For a movie where much is at state, I'm just having trouble grasping at the suspense when I'm pretty sure the stakes warrant much more emotionally reliable characters who are instead treated as postmarks.

Sunday, November 10, 2013


Had I seen this before the end of the year 2012, I would've certainly placed it among one of the most pleasant surprises of the year. I admire director Pete Travis' career so far (his work on Endgame more so than Vantage Point) and Alex Garland (28 Days Later, Sunshine, Never Let Me Go) has always been a buzz-worthy screenwriter, so I had high hopes for a more realistically down-and-dirty take on Judge Dredd whose characterization and world had previously been butchered in an overly commercial 1990s Sylvester Stallone incarnation. I saw the trailer for this new adaptation and it just didn't seem all that interesting. There was a bunch of slo-mo and a sense of gratuitous violence; I felt like I had seen fifty other trailers like this already. Then there were the rumors of the film's troubled production that were eventually confirmed. So at that point, I had written the movie off completely.

Then it came out and it started to get some decent write-ups. A few bloggers and members of various forums I frequent had given it some high praise. I started to see it pop-up on "Surprises of the Year" or "Movies You Thought Were Going to Suck But Didn't" lists. Fast track to a year later and my friends are telling me to give it a watch. I sat down and watched it and frankly, it should be the blueprint for an ideal action film.

Not to say the action genre is any lesser or greater than others, but it certainly has become a widely popularized, mainstream, and diluted style of filmmaking.
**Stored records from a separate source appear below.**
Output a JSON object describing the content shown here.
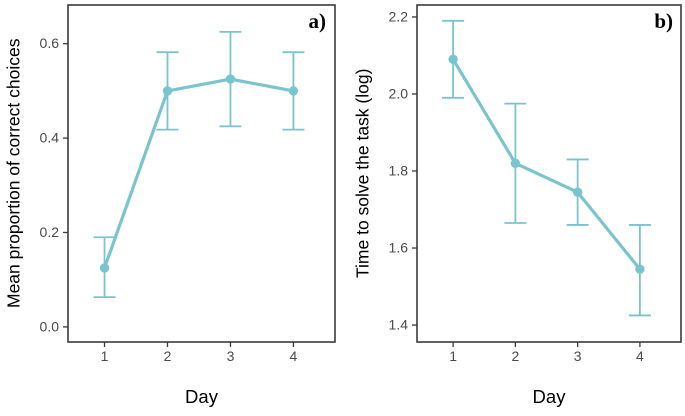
{
  "style": {
    "series_color": "#7ac5cd",
    "border_color": "#3a3a3a",
    "tick_color": "#4a4a4a",
    "text_color": "#000000",
    "background": "#ffffff"
  },
  "chart_data": [
    {
      "type": "line",
      "panel_label": "a)",
      "title": "",
      "xlabel": "Day",
      "ylabel": "Mean proportion of correct choices",
      "x": [
        1,
        2,
        3,
        4
      ],
      "xtick_labels": [
        "1",
        "2",
        "3",
        "4"
      ],
      "values": [
        0.125,
        0.5,
        0.525,
        0.5
      ],
      "error_low": [
        0.063,
        0.418,
        0.425,
        0.418
      ],
      "error_high": [
        0.19,
        0.582,
        0.625,
        0.582
      ],
      "yticks": [
        0.0,
        0.2,
        0.4,
        0.6
      ],
      "ytick_labels": [
        "0.0",
        "0.2",
        "0.4",
        "0.6"
      ],
      "ylim": [
        -0.032,
        0.682
      ],
      "xlim": [
        0.42,
        4.66
      ],
      "grid": false,
      "legend": "none",
      "error_bars": true
    },
    {
      "type": "line",
      "panel_label": "b)",
      "title": "",
      "xlabel": "Day",
      "ylabel": "Time to solve the task (log)",
      "x": [
        1,
        2,
        3,
        4
      ],
      "xtick_labels": [
        "1",
        "2",
        "3",
        "4"
      ],
      "values": [
        2.09,
        1.82,
        1.745,
        1.545
      ],
      "error_low": [
        1.99,
        1.665,
        1.66,
        1.425
      ],
      "error_high": [
        2.19,
        1.975,
        1.83,
        1.66
      ],
      "yticks": [
        1.4,
        1.6,
        1.8,
        2.0,
        2.2
      ],
      "ytick_labels": [
        "1.4",
        "1.6",
        "1.8",
        "2.0",
        "2.2"
      ],
      "ylim": [
        1.356,
        2.231
      ],
      "xlim": [
        0.42,
        4.66
      ],
      "grid": false,
      "legend": "none",
      "error_bars": true
    }
  ]
}
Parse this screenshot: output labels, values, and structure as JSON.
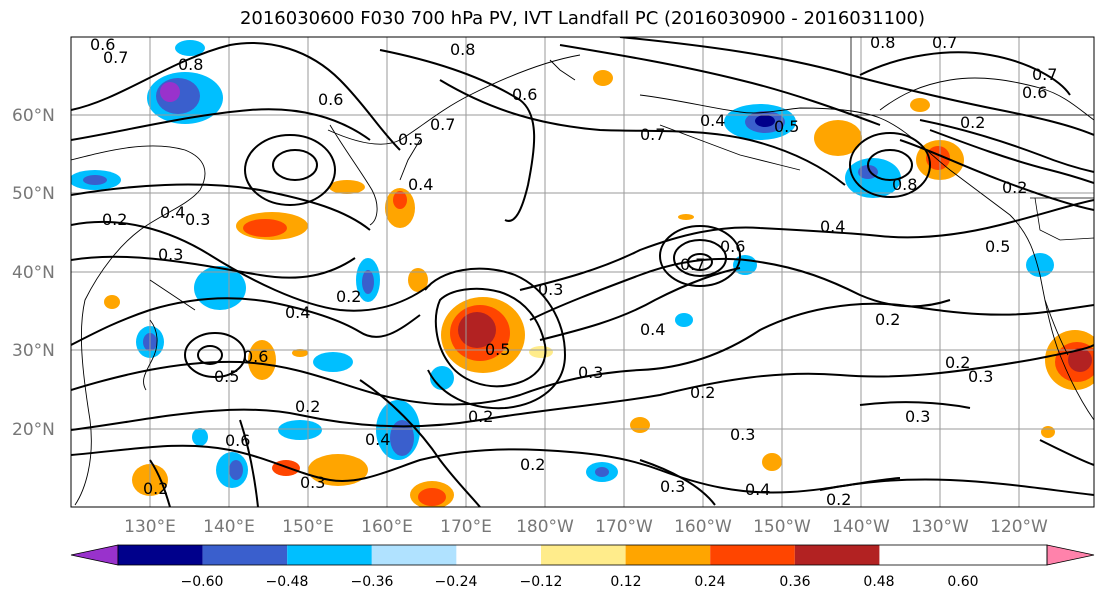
{
  "title": "2016030600 F030 700 hPa PV, IVT Landfall PC (2016030900 - 2016031100)",
  "latitude_labels": [
    "60°N",
    "50°N",
    "40°N",
    "30°N",
    "20°N"
  ],
  "longitude_labels": [
    "130°E",
    "140°E",
    "150°E",
    "160°E",
    "170°E",
    "180°W",
    "170°W",
    "160°W",
    "150°W",
    "140°W",
    "130°W",
    "120°W"
  ],
  "colorbar": {
    "tick_labels": [
      "−0.60",
      "−0.48",
      "−0.36",
      "−0.24",
      "−0.12",
      "0.12",
      "0.24",
      "0.36",
      "0.48",
      "0.60"
    ],
    "colors": [
      "#9932cc",
      "#00008b",
      "#3a5fcd",
      "#00bfff",
      "#b0e2ff",
      "#ffffff",
      "#ffec8b",
      "#ffa500",
      "#ff4500",
      "#b22222",
      "#ff82ab"
    ]
  },
  "contour_labels": {
    "c1": "0.6",
    "c2": "0.7",
    "c3": "0.8",
    "c4": "0.6",
    "c5": "0.7",
    "c6": "0.5",
    "c7": "0.4",
    "c8": "0.7",
    "c9": "0.6",
    "c10": "0.5",
    "c11": "0.4",
    "c12": "0.8",
    "c13": "0.7",
    "c14": "0.8",
    "c15": "0.7",
    "c16": "0.6",
    "c17": "0.2",
    "c18": "0.8",
    "c19": "0.2",
    "c20": "0.2",
    "c21": "0.4",
    "c22": "0.3",
    "c23": "0.3",
    "c24": "0.2",
    "c25": "0.4",
    "c26": "0.5",
    "c27": "0.3",
    "c28": "0.4",
    "c29": "0.6",
    "c30": "0.7",
    "c31": "0.4",
    "c32": "0.2",
    "c33": "0.5",
    "c34": "0.6",
    "c35": "0.5",
    "c36": "0.2",
    "c37": "0.4",
    "c38": "0.2",
    "c39": "0.3",
    "c40": "0.3",
    "c41": "0.2",
    "c42": "0.2",
    "c43": "0.2",
    "c44": "0.3",
    "c45": "0.3",
    "c46": "0.3",
    "c47": "0.4",
    "c48": "0.2",
    "c49": "0.3",
    "c50": "0.2",
    "c51": "0.6"
  }
}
For every Aliens or Die Hard there are five other rip-offs to be found at the box office. Thankfully, Dredd is so well-crafted that you can't help but admire how thrilling and fun the experience is. At the risk of sounding like a broken record, I always say the mark of a good movie is if I'm moved or changed when I leave the theater. Whether I cried for a drama, laughed at a comedy, or cheered for an action hero, I would ultimately feel different. Then I can say I recommend the experience of a specific work. In this case, I felt fully enveloped into this world through it suspense.
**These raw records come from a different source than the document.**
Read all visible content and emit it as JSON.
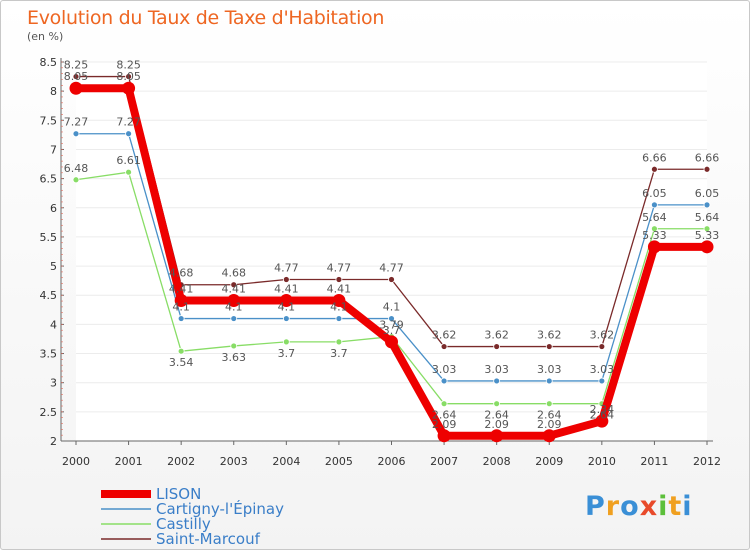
{
  "title": "Evolution du Taux de Taxe d'Habitation",
  "unit": "(en %)",
  "logo": {
    "letters": [
      "P",
      "r",
      "o",
      "x",
      "i",
      "t",
      "i"
    ],
    "colors": [
      "#3a8fd6",
      "#f0a020",
      "#3a8fd6",
      "#e84a2a",
      "#5cbf3a",
      "#f0a020",
      "#3a8fd6"
    ]
  },
  "chart_data": {
    "type": "line",
    "title": "Evolution du Taux de Taxe d'Habitation",
    "ylabel": "(en %)",
    "categories": [
      "2000",
      "2001",
      "2002",
      "2003",
      "2004",
      "2005",
      "2006",
      "2007",
      "2008",
      "2009",
      "2010",
      "2011",
      "2012"
    ],
    "ylim": [
      2,
      8.5
    ],
    "yticks": [
      "2",
      "2.5",
      "3",
      "3.5",
      "4",
      "4.5",
      "5",
      "5.5",
      "6",
      "6.5",
      "7",
      "7.5",
      "8",
      "8.5"
    ],
    "series": [
      {
        "name": "LISON",
        "color": "#ee0000",
        "values": [
          8.05,
          8.05,
          4.41,
          4.41,
          4.41,
          4.41,
          3.7,
          2.09,
          2.09,
          2.09,
          2.34,
          5.33,
          5.33
        ],
        "labels": [
          "8.05",
          "8.05",
          "4.41",
          "4.41",
          "4.41",
          "4.41",
          "3.7",
          "2.09",
          "2.09",
          "2.09",
          "2.34",
          "5.33",
          "5.33"
        ]
      },
      {
        "name": "Cartigny-l'Épinay",
        "color": "#4a90c8",
        "values": [
          7.27,
          7.27,
          4.1,
          4.1,
          4.1,
          4.1,
          4.1,
          3.03,
          3.03,
          3.03,
          3.03,
          6.05,
          6.05
        ],
        "labels": [
          "7.27",
          "7.27",
          "4.1",
          "4.1",
          "4.1",
          "4.1",
          "4.1",
          "3.03",
          "3.03",
          "3.03",
          "3.03",
          "6.05",
          "6.05"
        ]
      },
      {
        "name": "Castilly",
        "color": "#88dd66",
        "values": [
          6.48,
          6.61,
          3.54,
          3.63,
          3.7,
          3.7,
          3.79,
          2.64,
          2.64,
          2.64,
          2.64,
          5.64,
          5.64
        ],
        "labels": [
          "6.48",
          "6.61",
          "3.54",
          "3.63",
          "3.7",
          "3.7",
          "3.79",
          "2.64",
          "2.64",
          "2.64",
          "2.64",
          "5.64",
          "5.64"
        ]
      },
      {
        "name": "Saint-Marcouf",
        "color": "#7a2a2a",
        "values": [
          8.25,
          8.25,
          4.68,
          4.68,
          4.77,
          4.77,
          4.77,
          3.62,
          3.62,
          3.62,
          3.62,
          6.66,
          6.66
        ],
        "labels": [
          "8.25",
          "8.25",
          "4.68",
          "4.68",
          "4.77",
          "4.77",
          "4.77",
          "3.62",
          "3.62",
          "3.62",
          "3.62",
          "6.66",
          "6.66"
        ]
      }
    ],
    "legend": [
      "LISON",
      "Cartigny-l'Épinay",
      "Castilly",
      "Saint-Marcouf"
    ],
    "legend_position": "bottom-left"
  }
}
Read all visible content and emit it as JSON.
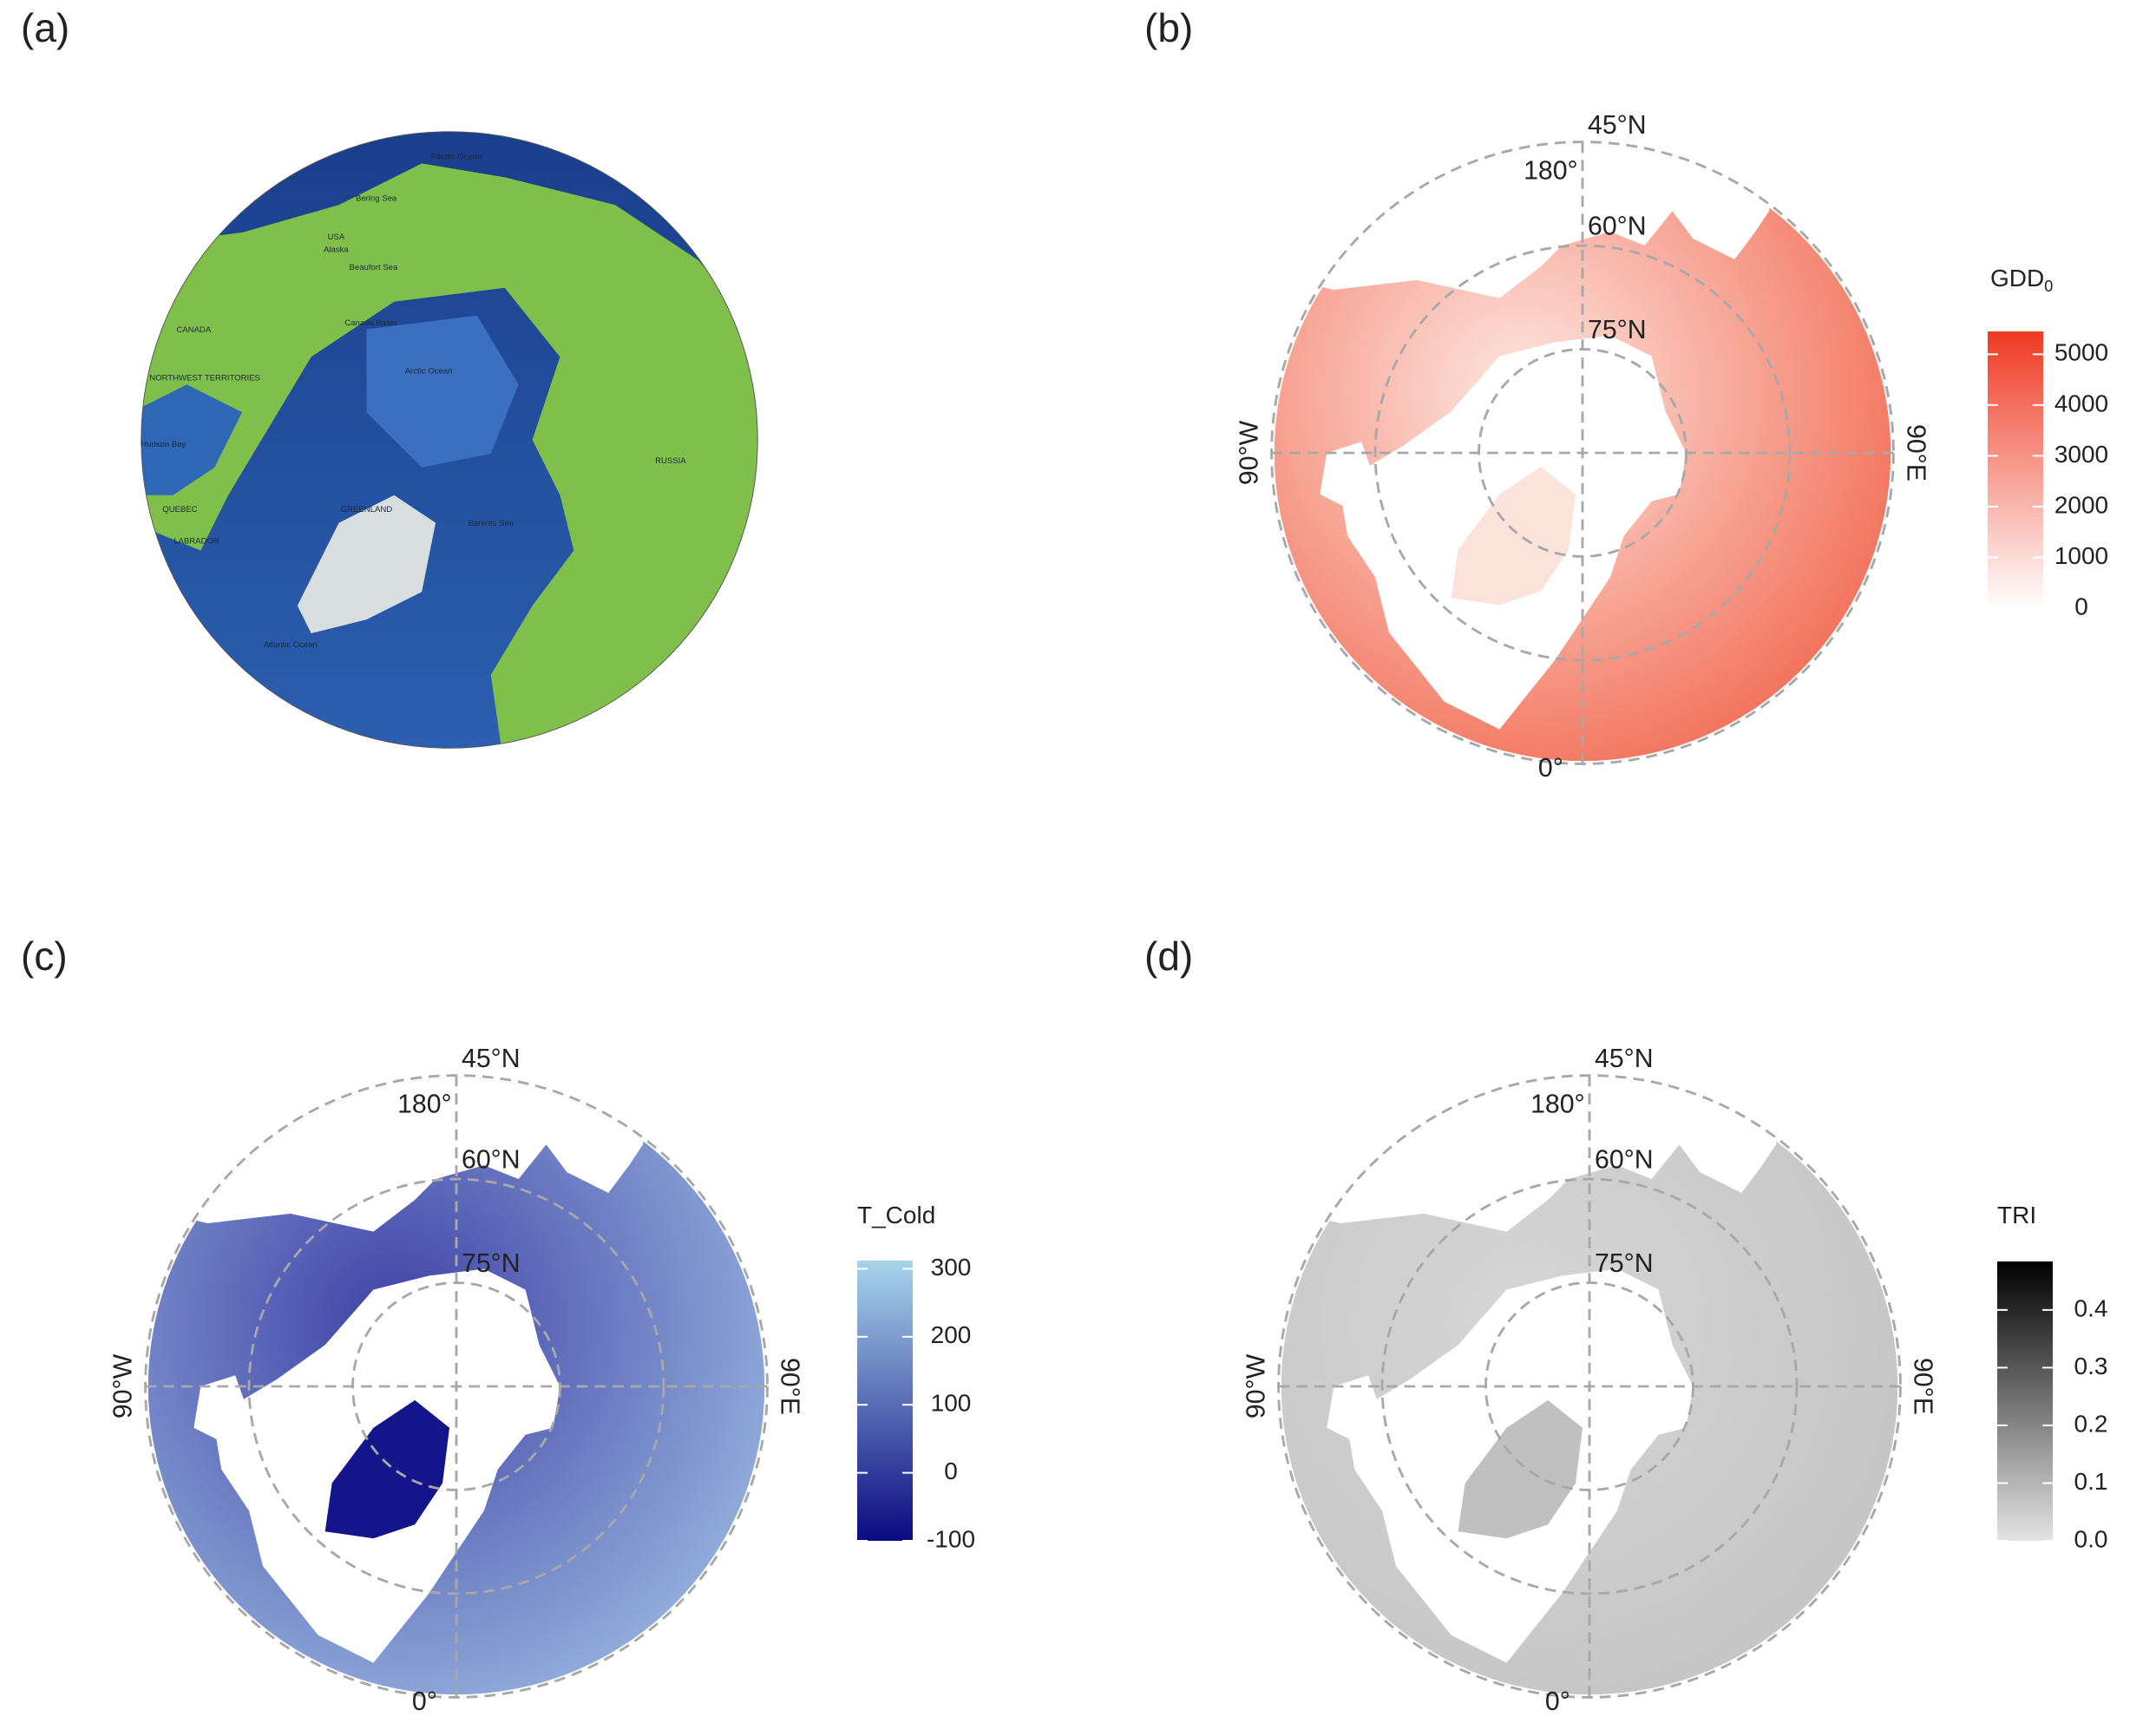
{
  "panels": [
    {
      "label": "(a)",
      "map_labels": [
        "Pacific Ocean",
        "Bering Sea",
        "USA",
        "Alaska",
        "CANADA",
        "NORTHWEST TERRITORIES",
        "Hudson Bay",
        "QUEBEC",
        "LABRADOR",
        "GREENLAND",
        "Arctic Ocean",
        "Canada Basin",
        "Beaufort Sea",
        "Atlantic Ocean",
        "Barents Sea",
        "RUSSIA"
      ]
    },
    {
      "label": "(b)",
      "graticule_labels": [
        "45°N",
        "180°",
        "60°N",
        "75°N",
        "90°W",
        "90°E",
        "0°"
      ],
      "legend": {
        "title": "GDD",
        "title_subscript": "0",
        "colors": [
          "#ffffff",
          "#f03a22"
        ],
        "range": [
          0,
          5450
        ],
        "ticks": [
          0,
          1000,
          2000,
          3000,
          4000,
          5000
        ]
      }
    },
    {
      "label": "(c)",
      "graticule_labels": [
        "45°N",
        "180°",
        "60°N",
        "75°N",
        "90°W",
        "90°E",
        "0°"
      ],
      "legend": {
        "title": "T_Cold",
        "colors": [
          "#0a0a80",
          "#a9d4ec"
        ],
        "range": [
          -100,
          312
        ],
        "ticks": [
          -100,
          0,
          100,
          200,
          300
        ]
      }
    },
    {
      "label": "(d)",
      "graticule_labels": [
        "45°N",
        "180°",
        "60°N",
        "75°N",
        "90°W",
        "90°E",
        "0°"
      ],
      "legend": {
        "title": "TRI",
        "colors": [
          "#e4e4e4",
          "#000000"
        ],
        "range": [
          0,
          0.484
        ],
        "ticks": [
          {
            "value": 0,
            "label": "0.0"
          },
          0.1,
          0.2,
          0.3,
          0.4
        ]
      }
    }
  ]
}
The plot of Dredd is quite simple, Judge Dredd (Karl Urban, in a very Eastwood-esque manner) is stuck training a new rookie judge named Cassandra Anderson (Olivia Thirlby) on her first outing. The city they work in is populated by rampant gang violence with gang leaders controlling their turf from tower blocks that resemble part-ghetto and part-gated community. Each tower-structure is its own world with its own rules. Dredd and Anderson soon find themselves tracing a drug to a block run by Ma-Ma (Lena Headey) who once the judges are inside, looks down the complex and puts a bounty on their heads. The only thing the judges can do... fight their way to the top and remove the cruel leader from her post. 

Cinematographer Anthony Dodd Mantle (like Garland, a collaborator of Danny Boyle's) stages the shots and set-ups so beautifully that the film looks like an almost steam-punk version of The Wire. The action is kinetic and constantly moving with the edits and the camera work. The quickest shootouts or shot of characters running is as thrilling and nerve-wracking as the next major set-piece. Travis and Garland are smart enough to include some character development. Dredd really only changes at the end while much of the arc is placed on Anderson and we end up learning about others through her. The gratuity that might've turned me off turns out to be a part of the darkly-cynical and sometimes humorous tone of the work and the slo-mo is actually a clever plot-device that showcases the effects of the drug use.

Visually stunning and a lot of fun, but at no point feels like it was part of some factory assembly line of mass produced movies. Argueably an underrated and undervalued example of how the action genre can be revived.